After years of constant public activity performed by ASSAF and associate organizations, the Ministry of Labor, Social Affairs and Social Services has formulated a policy to assist only three groups of vulnerable asylum seekers: women victims of domestic violence, persons with disability and homeless persons. According to the ministry’s policy, these groups will only be catered to by emergency out-of-home placements (shelters for women victims of violence and institutions for persons with disabilities and homeless persons), instead of community based solutions that could prevent escalation and allow these vulnerable people to maintain their home and community lives (for example, through domestic violence prevention centers and occupational rehabilitation programs). 

Professionals, including those at the Ministry of Social Services, disagree with the existing policy, recommending that community based services must be accessible to vulnerable asylum seekers. Community based institutions can reduce the need for emergency solutions and lower state expenses, but most importantly, they are necessary to allow vulnerable asylum seekers to lead the most independent lives possible.

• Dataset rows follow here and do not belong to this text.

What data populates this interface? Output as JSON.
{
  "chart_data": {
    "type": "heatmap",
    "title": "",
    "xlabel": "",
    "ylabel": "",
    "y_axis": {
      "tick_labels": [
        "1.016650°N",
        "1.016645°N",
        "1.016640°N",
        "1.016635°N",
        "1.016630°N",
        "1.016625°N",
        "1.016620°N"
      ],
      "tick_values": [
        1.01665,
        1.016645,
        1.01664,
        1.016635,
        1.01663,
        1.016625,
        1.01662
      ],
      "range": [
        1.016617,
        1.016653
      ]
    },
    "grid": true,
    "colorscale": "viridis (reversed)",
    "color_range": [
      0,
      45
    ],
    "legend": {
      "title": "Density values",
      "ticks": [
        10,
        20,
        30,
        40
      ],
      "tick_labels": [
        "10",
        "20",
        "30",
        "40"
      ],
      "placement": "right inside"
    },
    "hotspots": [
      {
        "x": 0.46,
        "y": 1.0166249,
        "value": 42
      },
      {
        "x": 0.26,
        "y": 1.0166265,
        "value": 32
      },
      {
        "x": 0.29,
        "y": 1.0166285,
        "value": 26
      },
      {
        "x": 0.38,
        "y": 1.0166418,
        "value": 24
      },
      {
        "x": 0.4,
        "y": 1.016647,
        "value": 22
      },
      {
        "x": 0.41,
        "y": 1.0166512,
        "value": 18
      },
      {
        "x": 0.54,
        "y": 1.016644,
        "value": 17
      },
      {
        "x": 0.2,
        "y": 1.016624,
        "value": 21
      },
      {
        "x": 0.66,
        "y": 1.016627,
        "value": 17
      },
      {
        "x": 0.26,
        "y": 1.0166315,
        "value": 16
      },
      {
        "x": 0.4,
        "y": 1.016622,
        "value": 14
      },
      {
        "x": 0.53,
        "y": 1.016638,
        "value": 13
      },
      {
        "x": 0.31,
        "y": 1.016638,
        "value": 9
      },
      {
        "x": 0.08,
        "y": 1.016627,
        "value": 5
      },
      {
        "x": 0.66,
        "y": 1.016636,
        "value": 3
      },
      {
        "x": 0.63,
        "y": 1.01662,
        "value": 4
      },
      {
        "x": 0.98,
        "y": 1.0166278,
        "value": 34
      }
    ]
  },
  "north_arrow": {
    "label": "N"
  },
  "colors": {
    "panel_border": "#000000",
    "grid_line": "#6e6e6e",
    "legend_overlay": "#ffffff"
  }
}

Moreover, even the social welfare services that must be provided for the above three groups according to the ministry’s policy are only partially provided. Field work performed by ASSAF shows that there are major gaps between the policy presented by the Ministry of Social Services and its actual implementation: some of the members of above stated groups receive no placement in institutions; there are many cases when the suggested institution is not adequate to fill the specific needs of the person requiring aid; the allocated budget was only partially used and is now decreasing further; and the applications for placements are processed slowly, over the course of months, sometimes arriving at a dead end when institutions refuse to admit disabled or homeless asylum seekers as they have no health insurance. 

Therefore, the aid currently provided for vulnerable asylum seekers by the state is not at all sufficient and is only granted in extreme cases, and not even in all of those. It only includes out-of-home placement solutions while asylum seekers need community based aid, which will be more effective and cost less. Most importantly, it is the help that most vulnerable asylum seekers really need. The majority of vulnerable asylum seekers remain helpless and their distress is not eased. They are denied the most basic right to dignity and are left to poverty, instability and anxiety with no basic livelihood security. 

These are the recommendations made by ASSAF to change the situation: 

  1. The state must open the doors to social welfare services at local authorities and allow all vulnerable asylum seekers to apply for aid in the community. 
  2. At the very least, the state must ensure that all social services departments are available for the three groups of vulnerable asylum seekers that are already included in the Ministry of Social Services’ policy – women victims of violence, homeless and disabled persons, and that the services available to them will include aid and support in the community, most importantly: 

– Occupational rehabilitation and day centers 

– Designated shelter for homeless asylum seekers 

– Centers for prevention of domestic violence 

  1. The state must arrange subsidized health insurance plans for adult asylum seekers, thus allowing them to receive the social welfare services that they are in need of, and first of all – the pending out-of-home placements.